The reactance usually denonted with an upper case X is not the same as the impedance. The reactance is a single number like 2200 but we really should use the impedance instead of the reactance.

Once you have the impedance you can add the other resistor to it because it is in series with that impedance, but you can not add the other resistor value to the reactance.

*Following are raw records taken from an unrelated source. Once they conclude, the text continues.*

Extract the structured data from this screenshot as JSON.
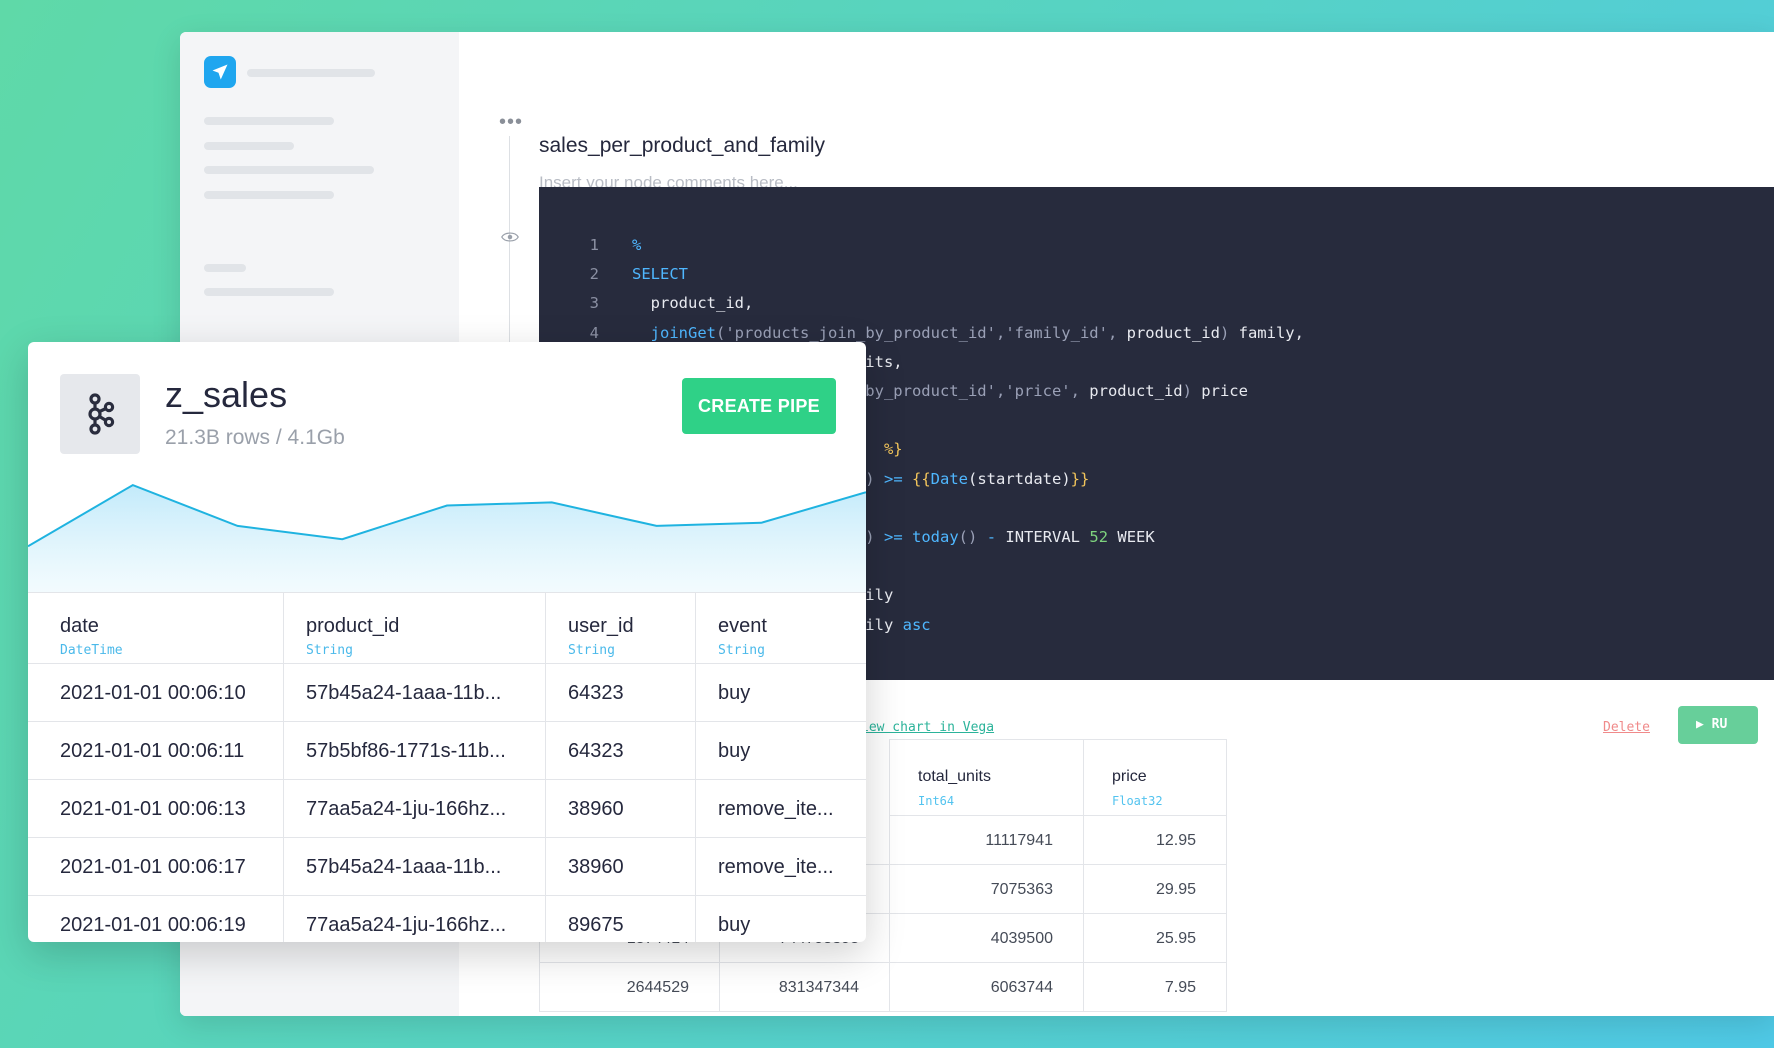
{
  "editor_window": {
    "node": {
      "title": "sales_per_product_and_family",
      "comment_placeholder": "Insert your node comments here..."
    },
    "code_lines": [
      {
        "n": "1",
        "html": "<span class='kw'>%</span>"
      },
      {
        "n": "2",
        "html": "<span class='kw'>SELECT</span>"
      },
      {
        "n": "3",
        "html": "  product_id,"
      },
      {
        "n": "4",
        "html": "  <span class='kw'>joinGet</span><span class='str'>(</span><span class='str'>'products_join_by_product_id'</span><span class='str'>,</span><span class='str'>'family_id'</span><span class='str'>,</span> product_id<span class='str'>)</span> family,"
      },
      {
        "n": "",
        "html": "                         its,"
      },
      {
        "n": "",
        "html": "                         <span class='str'>by_product_id'</span><span class='str'>,</span><span class='str'>'price'</span><span class='str'>,</span> product_id<span class='str'>)</span> price"
      },
      {
        "n": "",
        "html": ""
      },
      {
        "n": "",
        "html": "                           <span class='tpl'>%}</span>"
      },
      {
        "n": "",
        "html": "                         <span class='str'>)</span> <span class='op'>&gt;=</span> <span class='tpl'>{{</span><span class='kw'>Date</span>(startdate)<span class='tpl'>}}</span>"
      },
      {
        "n": "",
        "html": ""
      },
      {
        "n": "",
        "html": "                         <span class='str'>)</span> <span class='op'>&gt;=</span> <span class='kw'>today</span><span class='str'>()</span> <span class='op'>-</span> INTERVAL <span class='num'>52</span> WEEK"
      },
      {
        "n": "",
        "html": ""
      },
      {
        "n": "",
        "html": "                         ily"
      },
      {
        "n": "",
        "html": "                         ily <span class='kw'>asc</span>"
      }
    ],
    "result_bar": {
      "vega_link": "iew chart in Vega",
      "delete_link": "Delete",
      "run_button": "▶ RU"
    },
    "result_table": {
      "columns": [
        {
          "name": "",
          "type": ""
        },
        {
          "name": "",
          "type": ""
        },
        {
          "name": "total_units",
          "type": "Int64"
        },
        {
          "name": "price",
          "type": "Float32"
        }
      ],
      "rows": [
        [
          "",
          "",
          "11117941",
          "12.95"
        ],
        [
          "",
          "",
          "7075363",
          "29.95"
        ],
        [
          "1874414",
          "744795398",
          "4039500",
          "25.95"
        ],
        [
          "2644529",
          "831347344",
          "6063744",
          "7.95"
        ]
      ]
    }
  },
  "datasource_card": {
    "name": "z_sales",
    "stats": "21.3B rows / 4.1Gb",
    "create_button": "CREATE PIPE",
    "icon": "kafka-icon",
    "columns": [
      {
        "name": "date",
        "type": "DateTime"
      },
      {
        "name": "product_id",
        "type": "String"
      },
      {
        "name": "user_id",
        "type": "String"
      },
      {
        "name": "event",
        "type": "String"
      }
    ],
    "rows": [
      [
        "2021-01-01 00:06:10",
        "57b45a24-1aaa-11b...",
        "64323",
        "buy"
      ],
      [
        "2021-01-01 00:06:11",
        "57b5bf86-1771s-11b...",
        "64323",
        "buy"
      ],
      [
        "2021-01-01 00:06:13",
        "77aa5a24-1ju-166hz...",
        "38960",
        "remove_ite..."
      ],
      [
        "2021-01-01 00:06:17",
        "57b45a24-1aaa-11b...",
        "38960",
        "remove_ite..."
      ],
      [
        "2021-01-01 00:06:19",
        "77aa5a24-1ju-166hz...",
        "89675",
        "buy"
      ]
    ],
    "sparkline": [
      0.35,
      0.95,
      0.55,
      0.42,
      0.75,
      0.78,
      0.55,
      0.58,
      0.88
    ],
    "colors": {
      "accent": "#2fd187",
      "line": "#1fb3e0"
    }
  }
}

These kinds of circuit require the handling of complex numbers. If we had several resistors in parallel with several capacitors we would have to compute a complex value for each and every one of these sets before we can start to add them together. Sometimes it gets even more interesting when those complex impedances are also in parallel with each other, where we can not simply add them but must compute them as they are in parallel:
Series:
Zser=Z1+Z2
Parallel:
Zpar=Z1*Z2/(Z1+Z2)

I can assure you this gets easier once you do a few of them and get the hang of it. The only difference is that instead of working with single numbers (as for resistor arrays) we have to work with complex numbers.

 

[SneaKSz]

Hello,

I've got it know I think :

Yt\=1/R10+j/2257.55 = 0.0001+j4.4296*10^-4= 4.5411*10^-4<-77.28°
Zt\=1/Yt\= 1<0° / 4.5411*10^-4<-77.28° = 2202<+77.27°

take R1 into account : Zt = 2202<+77.27° + 10k<0° = 485.24+ j 2148.87 + 10K + 0j = 1485.24+j2148.87 => Z circuit = 2611<-55°

Finally got it !

 

[Jony130]

Here you can read about some trick you can use
https://www.electro-tech-online.com/custompdfs/2011/08/ztheorems.pdf
https://www.electro-tech-online.com/custompdfs/2011/08/bode.pdf

 

[MrAl]

Hello,

I've got it know I think :

Yt\=1/R10+j/2257.55 = 0.0001+j4.4296*10^-4= 4.5411*10^-4<-77.28°
Zt\=1/Yt\= 1<0° / 4.5411*10^-4<-77.28° = 2202<+77.27°

take R1 into account : Zt = 2202<+77.27° + 10k<0° = 485.24+ j 2148.87 + 10K + 0j = 1485.24+j2148.87 => Z circuit = 2611<-55°

Finally got it !

Hi,

Looks like you got it. More exactly 2611.34 at -55.34 degrees.